RFR 8027434: "-XX:OnOutOfMemoryError" uses fork instead of vfork

Thu Sep 27 19:31:28 UTC 2018

Hi Florian,

On Thu, Sep 27, 2018 at 9:08 PM, Florian Weimer <fw at deneb.enyo.de> wrote:
> * David Holmes:
>
>> I think you may be missing my point. We take a signal that will
>> terminate the VM, and from the signal handler context start the error
>> reporting and as part of that try to fork_and_exec the onError command
>> requested by the user. My recollection from reading all this stuff is
>> that vfork may not be safe to call from a signal context.
>
> On GNU/Linux, fork is not safe, either:
>
>   <https://access.redhat.com/articles/2921161>
>
> This is particularly visible if you've got a SIGSEGV handler that is
> called from malloc after heap corruption.  Then fork will most likely
> hang due to a self-deadlock.

Yikes, I never thought about fork handlers.

Incidentally, we have a kind-of-self-healing mechanism in error
reporting, where error reporting is done in steps and if one steps
takes too long it gets interrupted via signal and we continue with the
next step. This mechanism still does not cover onError, but it could
be made to do so. Wonder whether that would be useful.

(Is onError even used much?)

>
> vfork might actually be safer in this context because it does not run
> any fork handlers, but only if you take the required measures to use
> it safely.  On the other hand, the rest of the process will keep
> running, so you don't get the snapshot functionality that comes from
> fork.
>
> In my opinion (reflected in the cited article), crash handlers should
> live outside the process, at least on Linux.

I do not think anyone uses this mechanism to get cores, or? The VM
will print an hs-err file, then abort with core. Usually that core is
still "close enough" to the crash cause to be useful - especially
since the error handler never unwinds the stack.

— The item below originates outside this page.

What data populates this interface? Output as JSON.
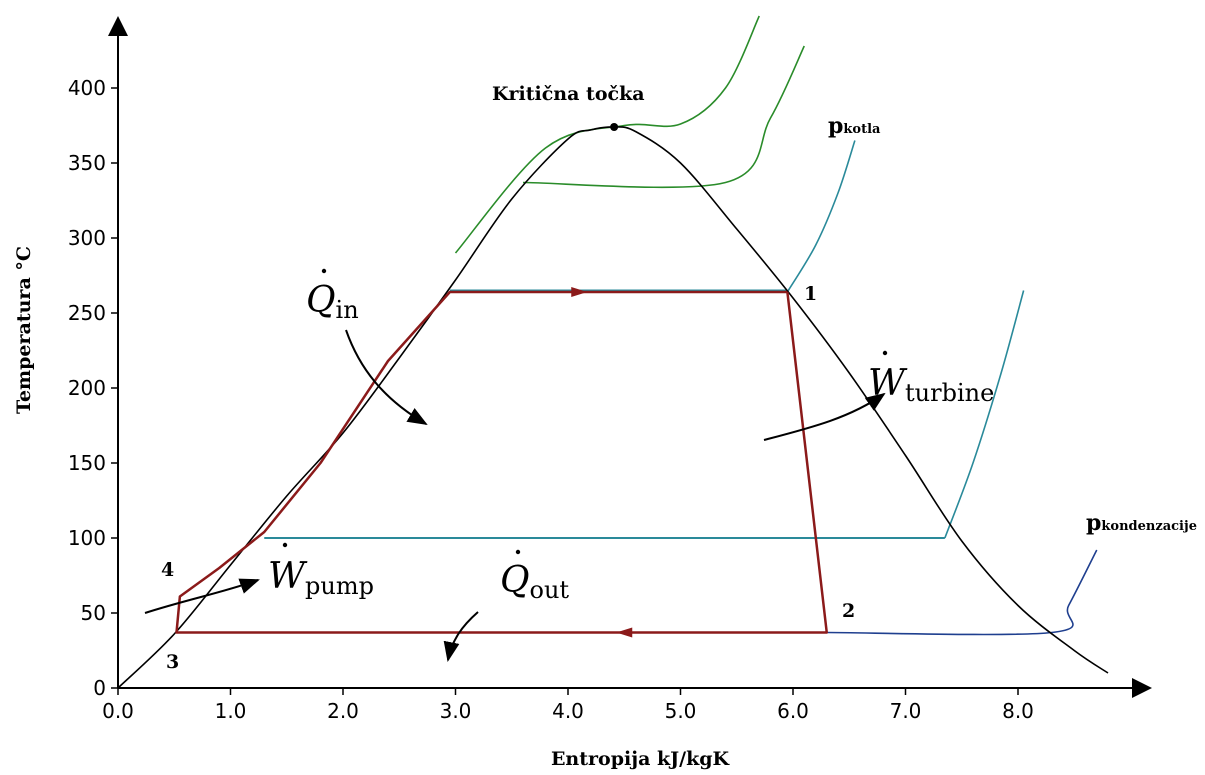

Core files are just not practical, at least not for us (SAP). We rely
heavily on hs-err files in our daily support life, and those are good
enough for us to analyse the majority of issues with a minimum of
fuss.

>
>> That's why I suggested we only switch this for the OnOutOfMemoryError
>> case as it's not (normally?) executed from a signal context.
>
> If it's a native OnOutOfMemoryError (is there such a thing?), then
> both vfork and fork are likely to fail themselves (but fork is more
> likely to do so).

..Thomas